Two economic-financial bottlenecks came to mind. No doubt you’ve heard about the cratering Baltic Dry Index and the ongoing dock delivery failures on the West Coast. These may turn out to be good indicators of the underlying health and stability of the economic system. Or they may just two out of the flock of Black Swans.
All of this might appear deflationary on one hand, but however one chooses to define it; they are simply indications of stagnant or absent growth.
But seeing RadioShack on its deathbed reminded me of an example how things might look in the short term after the collapse.

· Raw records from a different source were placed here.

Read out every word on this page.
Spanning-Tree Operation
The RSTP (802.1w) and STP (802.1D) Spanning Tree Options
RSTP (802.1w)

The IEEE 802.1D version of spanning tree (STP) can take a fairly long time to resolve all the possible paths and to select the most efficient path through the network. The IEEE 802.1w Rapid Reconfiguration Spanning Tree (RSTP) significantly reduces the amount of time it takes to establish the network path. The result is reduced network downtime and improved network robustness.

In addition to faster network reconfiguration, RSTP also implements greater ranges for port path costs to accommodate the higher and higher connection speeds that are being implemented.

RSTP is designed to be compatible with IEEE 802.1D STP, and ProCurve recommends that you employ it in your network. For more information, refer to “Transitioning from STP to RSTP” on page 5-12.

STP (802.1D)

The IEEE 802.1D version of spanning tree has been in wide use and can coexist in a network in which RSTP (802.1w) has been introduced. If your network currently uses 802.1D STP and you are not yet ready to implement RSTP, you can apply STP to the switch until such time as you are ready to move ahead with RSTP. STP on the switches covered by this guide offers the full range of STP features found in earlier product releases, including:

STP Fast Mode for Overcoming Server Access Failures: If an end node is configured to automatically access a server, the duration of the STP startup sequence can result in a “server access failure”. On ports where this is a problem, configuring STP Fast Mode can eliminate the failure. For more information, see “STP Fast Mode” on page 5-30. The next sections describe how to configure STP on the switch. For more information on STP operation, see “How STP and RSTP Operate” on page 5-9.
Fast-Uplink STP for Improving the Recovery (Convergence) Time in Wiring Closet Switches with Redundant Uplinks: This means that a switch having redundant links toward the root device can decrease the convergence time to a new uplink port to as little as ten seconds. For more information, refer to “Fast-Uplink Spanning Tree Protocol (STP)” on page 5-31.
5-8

From Wikipedia on the UK Truckers Strike at the turn of the century:
On 13 September 2000 the (British) government announced that 5% of normal fuel deliveries were made, however other reports indicated that only 3.8% amounting to 5,000,000 litres (1,100,000 imp gal; 1,300,000 US gal) compared with a normal daily sale of 131,000,000 litres (29,000,000 imp gal; 35,000,000 US gal). In Scotland only very limited supplies were being delivered for emergency use only. Three-quarters of petrol stations were reported to be without fuel.Some NHS trusts cancelled non-essential operations due to staff difficulties in reaching work and ambulances were only able to answer emergency calls in most parts of the UK. The National Blood Service reported that it was coping and blood supplies to hospitals were not under threat but said that there “were some significant problems in some parts of the country”. The government placed the National Health Service (NHS) on red alert. Supermarkets began rationing food due to difficulties in getting food deliveries through and there were reports of panic buying. Sainsbury’s warned that they would run out of food within days having seen a 50% increase in their sales over the previous two days; Tesco and Safeway stated that they were rationing some items. The Royal Mail also reported they didn’t have enough fuel supplies to maintain deliveries and that schools began to close. The government began deploying military tankers around the country and designated 2,000 petrol stations to receive supplies for essential services. Some deliveries commenced from the refineries and the police supplied escorts as required to ensure that tankers could move.
And therein lies the issue of scarcity. Food scarcity when the financial system, and its non-redundant credit channels, turn off. Naturally, because I tend to view these markets via silver-lined lens, the following comes to mind.
We can never completely dissect the relationship between the commodity and investment demand.
Fantasy prices require fantastic imagination. Think about this… What if the price of silver was already well over $100 – say it closed yesterday at $145.87?
A price like that in conjunction with the macro-financial fragility and madness still seems low to me. The gap between a seemingly outrageous price and where we would go when it all finally breaks is in proportion to the ratio between real and artificial wealth mentioned above.
That’s the main delta. The space between market reality and paper fantasy. That is the grand subsidy on this option.
When we begin filling that gap is a mystery that lies somewhere deep within the power matrix of JPM – a nodal point (though not a permanent one) in the world monetary system.